Sad, sad, sad that in talking about budget cuts, we use painful words like "extracting billions from Medicare" or "slashing the Medicare entitlement." Has it ever occurred to the gladiators that improving the quality of health care can also save money? If Medicare spends less on a patient because the hospital does a good job the first time, that's what we call a win-win situation. The patient gets better care. The taxpayers get billed only once. Yay.
Many ObamaCare critics simply can't say yes to the good news that the Affordable Care Act will actually reduce deficits — despite positive projections by the Congressional Budget Office. They won't concede that in a tremendously wasteful health care system such as ours, cuts in spending can be made without inconveniencing patients in the slightest.
As part of the reforms, Medicare last week announced bonus and penalty payments to hospitals based on the quality of care. The Hospital Value-Based Purchasing Program is starting to change Medicare's role as a dumb check-writing machine. What crazy incentives does it seek to end?
Example: An elderly woman goes to the emergency room with pneumonia but receives the wrong antibiotic. The hospital gets paid anyway. When she has to be readmitted, the hospital gets paid again.
The new hospital quality program bases its score on patients' experience, in addition to how well hospitals follow clinical guidelines.
Is the hospital clean and quiet? Do the caregivers manage pain? How well do doctors and nurses communicate?
Medicare compared 3,000 hospitals and rewarded 1,557 of them with bonuses and reduced payments to 1,427 others. The national winner was Treasure Valley Hospital, a 10-bed, physician-owned facility in Boise, Idaho. The biggest loser was Auburn Community Hospital, near Syracuse, N.Y.

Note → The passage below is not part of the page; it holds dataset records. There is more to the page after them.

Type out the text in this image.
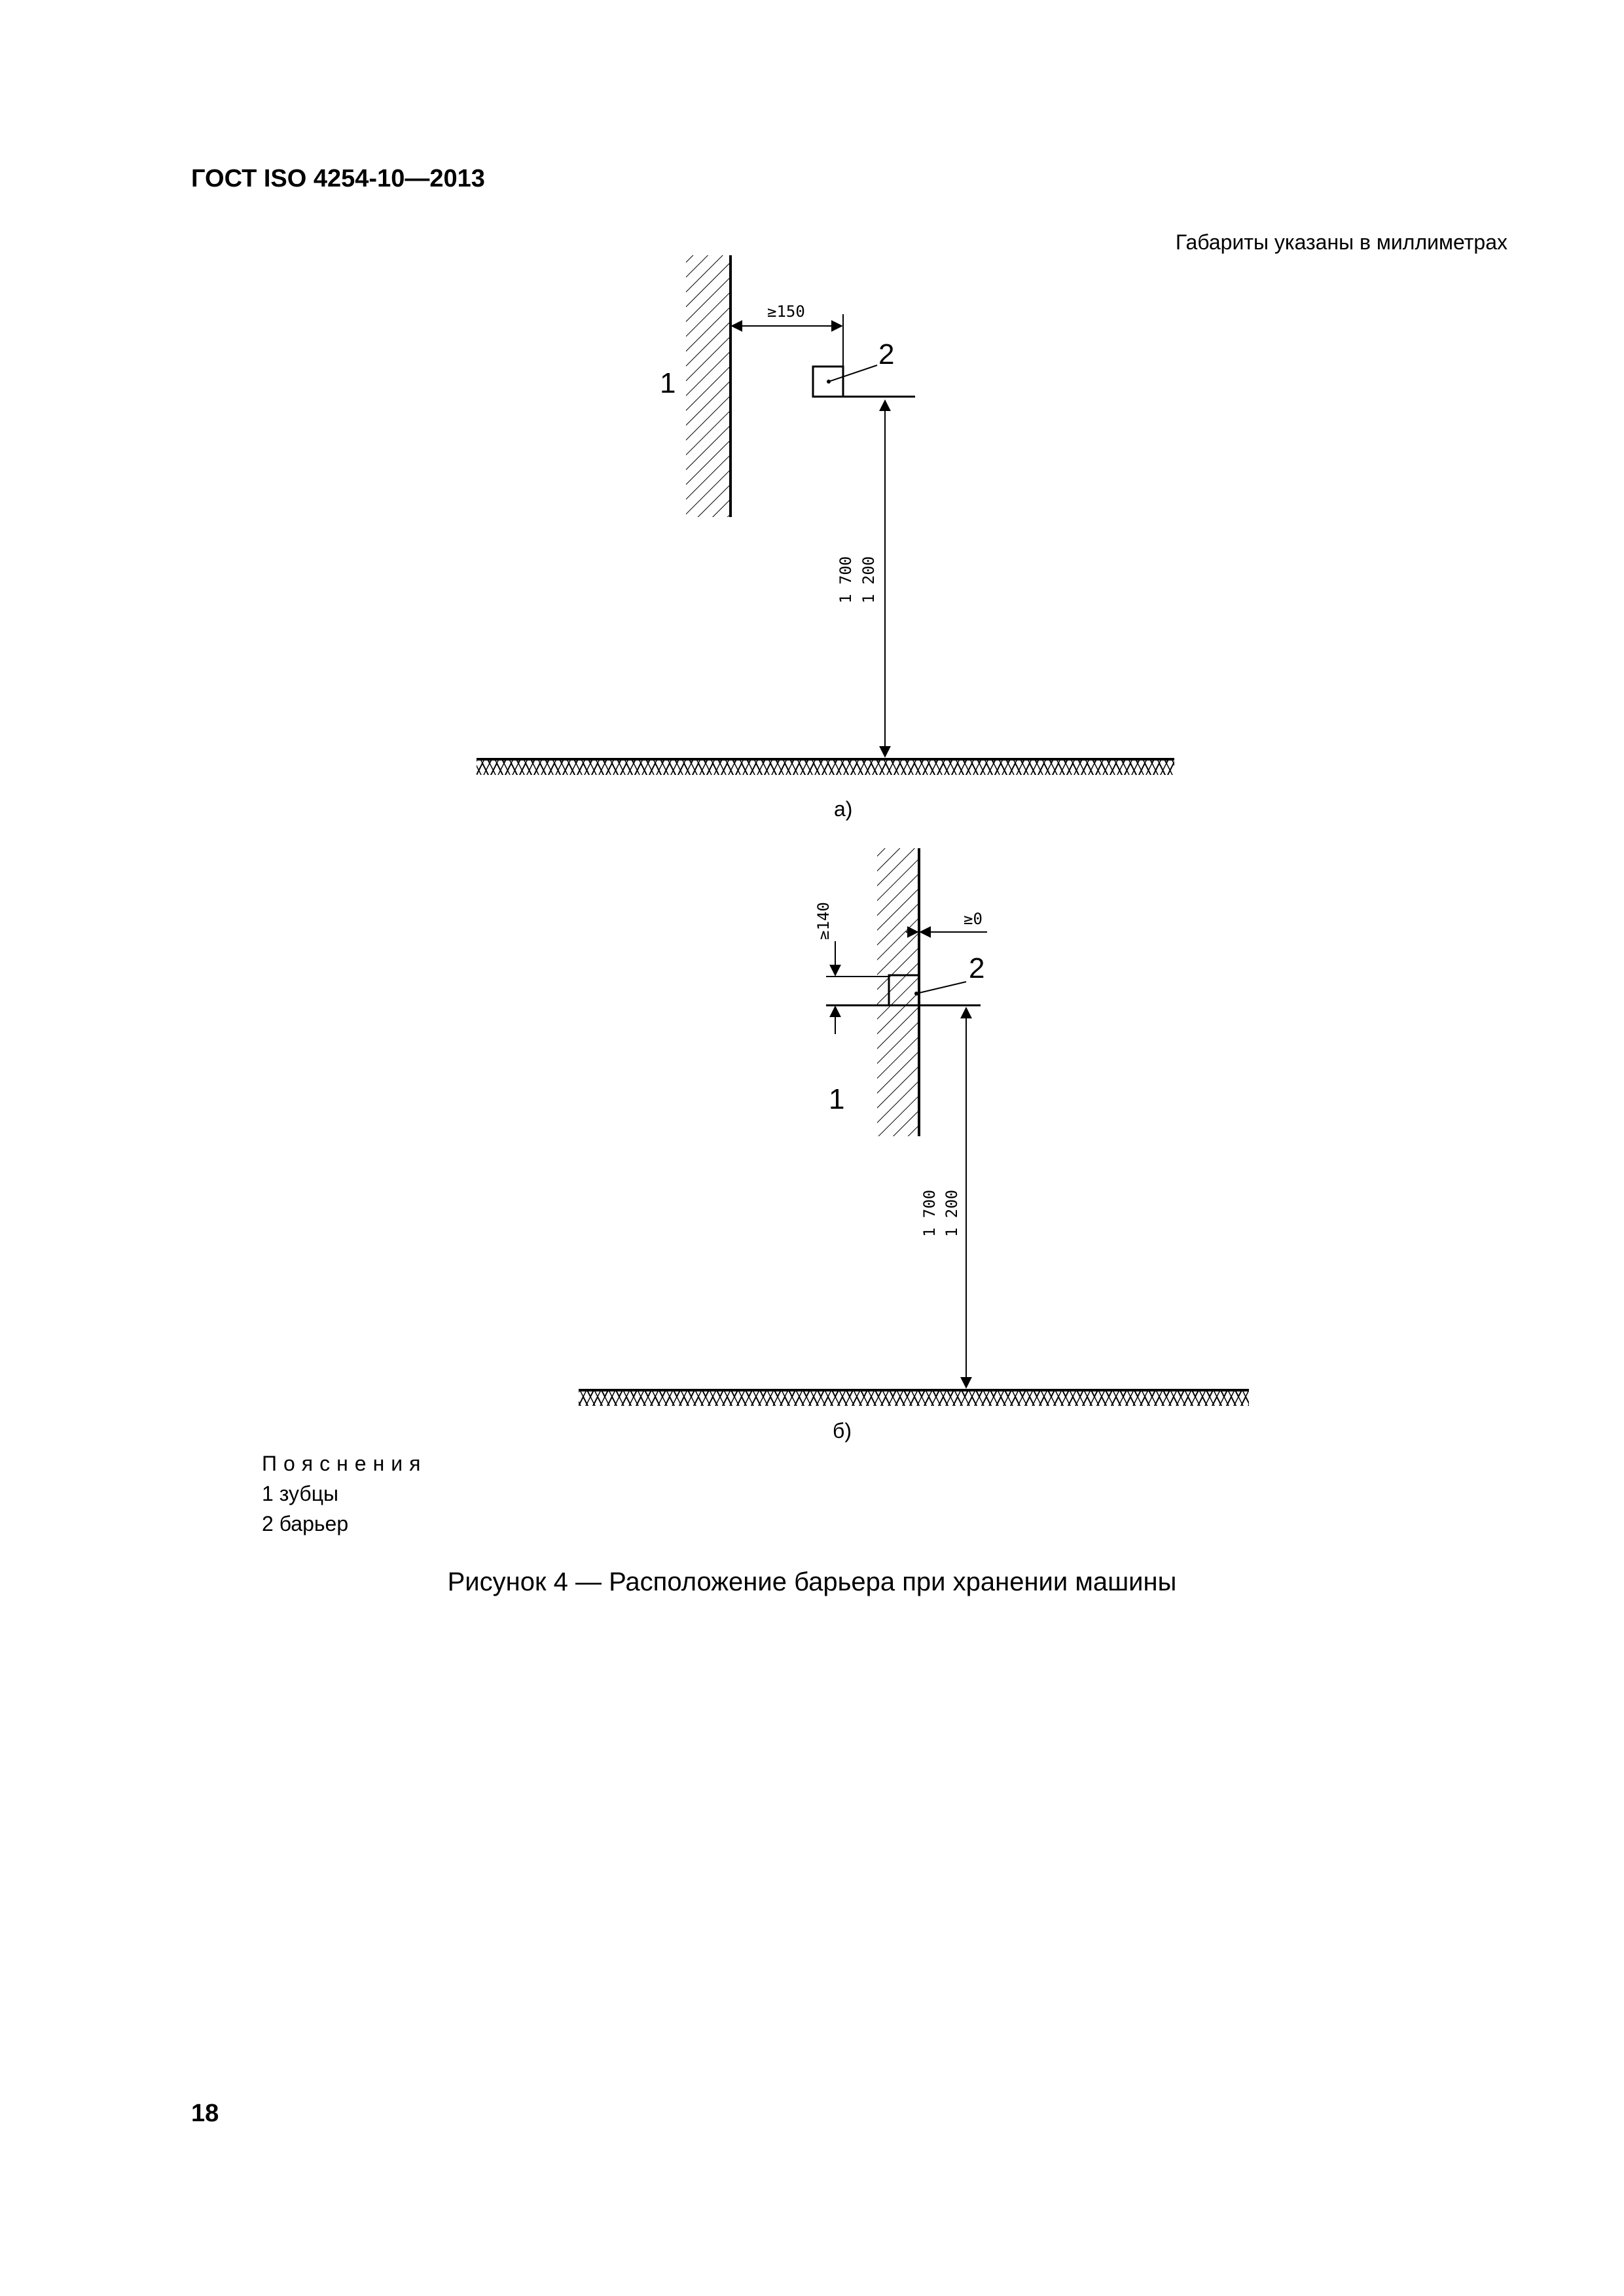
ГОСТ ISO 4254-10—2013
Габариты указаны в миллиметрах
≥150
1
2
1 700 1 200
≥140	≥0
2
1
1 700 1 200
а)
б)
Пояснения
1 зубцы
2 барьер
Рисунок 4 — Расположение барьера при хранении машины
18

This is but one way the health care reforms can push hospitals to spend the taxpayers' money more carefully — while improving the patient experience. This fall, Medicare started cutting payments to hospitals whose patients are readmitted too often.
Of course, one must ask to what extent the problems reflect the hospital and to what extent a tough patient population. Poor people, for example, often lack resources and strong social support networks.
"It depends on which quality measure we're looking at," Dr. Ashish Jha, a researcher at the Harvard School of Public Health, told me. "In the readmissions penalty program, it's clear that it's about the patient population." His group found that the poor were more likely to be readmitted regardless of hospital.
Jha said he can't answer similar questions yet about the Hospital Value-Based Purchasing Program. His group is studying it, and results will be forthcoming in a few months.
But here is the important takeaway from this part of ObamaCare: The federal government is now addressing not only how much it spends on health care but what it is getting for the money. The stat that keeps jumping up is that the United States spends twice the rich-country average per person on health care while achieving no better (or worse) outcomes. When it comes to health care, yes, we can do better with less.